Morgan Stanley MS has been charged $13 million in fines for inadequately supervising short-term trades of certain unit investment trusts (UIT). On Monday, the Financial Industry Regulatory Authority ordered the brokerage firm to pay $3.25 million in fines and $9.78 million in restitution to its clients.
According to FINRA, the charges pertain to the period between January 2012 and June 2015, when hundreds of brokers at Morgan Stanley recommended clients to sell UIT’s before the maturity date and roll them over into a new product. During this period, a few brokers sold their clients’ UITs less than 100 days before the maturity to invest the money into new products.
According to the regulatory body’s head of enforcement, Susan Schroeder, trading of UITs on a short-term basis raises concerns about its suitability because of the way the products have been designed.
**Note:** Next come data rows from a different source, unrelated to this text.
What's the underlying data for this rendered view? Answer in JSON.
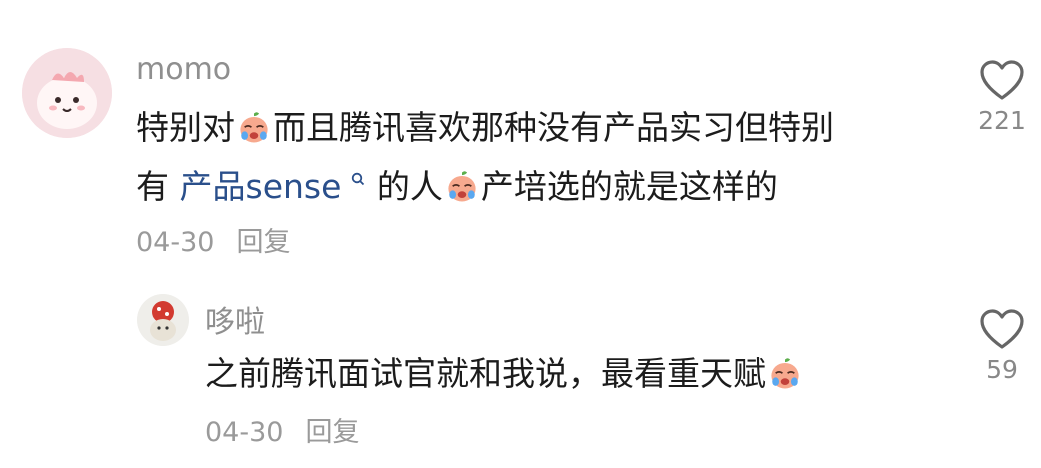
{
  "comments": [
    {
      "username": "momo",
      "text_lines": [
        [
          "特别对",
          "emoji:cry",
          "而且腾讯喜欢那种没有产品实习但特别"
        ],
        [
          "有 ",
          "link",
          "emoji:cry",
          "产培选的就是这样的"
        ]
      ],
      "text_part1": "特别对",
      "text_part2": "而且腾讯喜欢那种没有产品实习但特别",
      "text_part3": "有 ",
      "link_text": "产品sense",
      "text_part4": "的人",
      "text_part5": "产培选的就是这样的",
      "date": "04-30",
      "reply_label": "回复",
      "like_count": "221"
    },
    {
      "username": "哆啦",
      "text_part1": "之前腾讯面试官就和我说，最看重天赋",
      "date": "04-30",
      "reply_label": "回复",
      "like_count": "59"
    }
  ],
  "icons": {
    "like": "heart-outline-icon",
    "emoji": "crying-face-emoji",
    "search": "search-icon"
  },
  "colors": {
    "link": "#2a4f8b",
    "meta": "#9a9a9a",
    "username": "#8f8f8f"
  }
}
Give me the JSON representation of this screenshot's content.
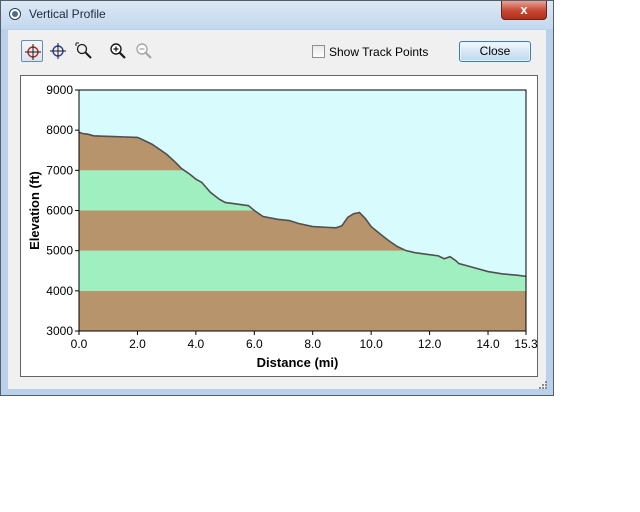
{
  "window": {
    "title": "Vertical Profile",
    "close_glyph": "x"
  },
  "toolbar": {
    "tools": [
      {
        "name": "crosshair-red-icon",
        "active": true
      },
      {
        "name": "crosshair-blue-icon",
        "active": false
      },
      {
        "name": "zoom-region-icon",
        "active": false
      },
      {
        "name": "zoom-in-icon",
        "active": false
      },
      {
        "name": "zoom-out-icon",
        "active": false
      }
    ],
    "show_track_points_label": "Show Track Points",
    "show_track_points_checked": false,
    "close_label": "Close"
  },
  "chart_data": {
    "type": "area",
    "title": "",
    "xlabel": "Distance   (mi)",
    "ylabel": "Elevation  (ft)",
    "xlim": [
      0,
      15.3
    ],
    "ylim": [
      3000,
      9000
    ],
    "xticks": [
      "0.0",
      "2.0",
      "4.0",
      "6.0",
      "8.0",
      "10.0",
      "12.0",
      "14.0",
      "15.3"
    ],
    "xtick_values": [
      0,
      2,
      4,
      6,
      8,
      10,
      12,
      14,
      15.3
    ],
    "yticks": [
      "3000",
      "4000",
      "5000",
      "6000",
      "7000",
      "8000",
      "9000"
    ],
    "ytick_values": [
      3000,
      4000,
      5000,
      6000,
      7000,
      8000,
      9000
    ],
    "bands": [
      {
        "from": 3000,
        "to": 4000,
        "color": "#b8946c"
      },
      {
        "from": 4000,
        "to": 5000,
        "color": "#a0efc0"
      },
      {
        "from": 5000,
        "to": 6000,
        "color": "#b8946c"
      },
      {
        "from": 6000,
        "to": 7000,
        "color": "#a0efc0"
      },
      {
        "from": 7000,
        "to": 8000,
        "color": "#b8946c"
      }
    ],
    "sky_color": "#d8fbfe",
    "line_color": "#505050",
    "profile": {
      "x": [
        0,
        0.1,
        0.3,
        0.5,
        0.8,
        1.2,
        1.6,
        2.0,
        2.1,
        2.5,
        3.0,
        3.3,
        3.5,
        3.8,
        4.0,
        4.2,
        4.5,
        4.8,
        5.0,
        5.5,
        5.8,
        6.0,
        6.3,
        6.8,
        7.2,
        7.5,
        8.0,
        8.5,
        8.8,
        9.0,
        9.2,
        9.4,
        9.6,
        9.8,
        10.0,
        10.3,
        10.6,
        10.9,
        11.2,
        11.5,
        12.0,
        12.3,
        12.5,
        12.7,
        12.9,
        13.0,
        13.5,
        14.0,
        14.5,
        15.0,
        15.3
      ],
      "y": [
        7950,
        7920,
        7900,
        7860,
        7850,
        7840,
        7830,
        7820,
        7790,
        7650,
        7400,
        7200,
        7050,
        6900,
        6780,
        6700,
        6450,
        6280,
        6200,
        6150,
        6120,
        6000,
        5850,
        5780,
        5750,
        5680,
        5600,
        5580,
        5570,
        5620,
        5830,
        5920,
        5950,
        5800,
        5600,
        5420,
        5250,
        5100,
        5000,
        4950,
        4900,
        4870,
        4800,
        4850,
        4750,
        4680,
        4580,
        4480,
        4420,
        4390,
        4360
      ]
    }
  }
}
Unit investment trusts are structured as long-term holdings and are to be held for at least 15-24 months after which they close. The return from the investment depends on how the product performed during that period.
However, if a customer keeps selling his investments frequently before the maturity date and reinvests the money into new trusts, he will have to pay a higher sum as sales charges. And, over time, this reduces the suitability of the investment for the client.
Notably, the supervisory team at Morgan Stanley was not properly trained to recognize and stop such short-term trading of UITs.
Although Morgan Stanley interviewed almost 65 of its employees as part of the investigation and consented to the regulator’s findings, it did not make any comments about the charges levied upon it. It has neither accepted nor denied the fines.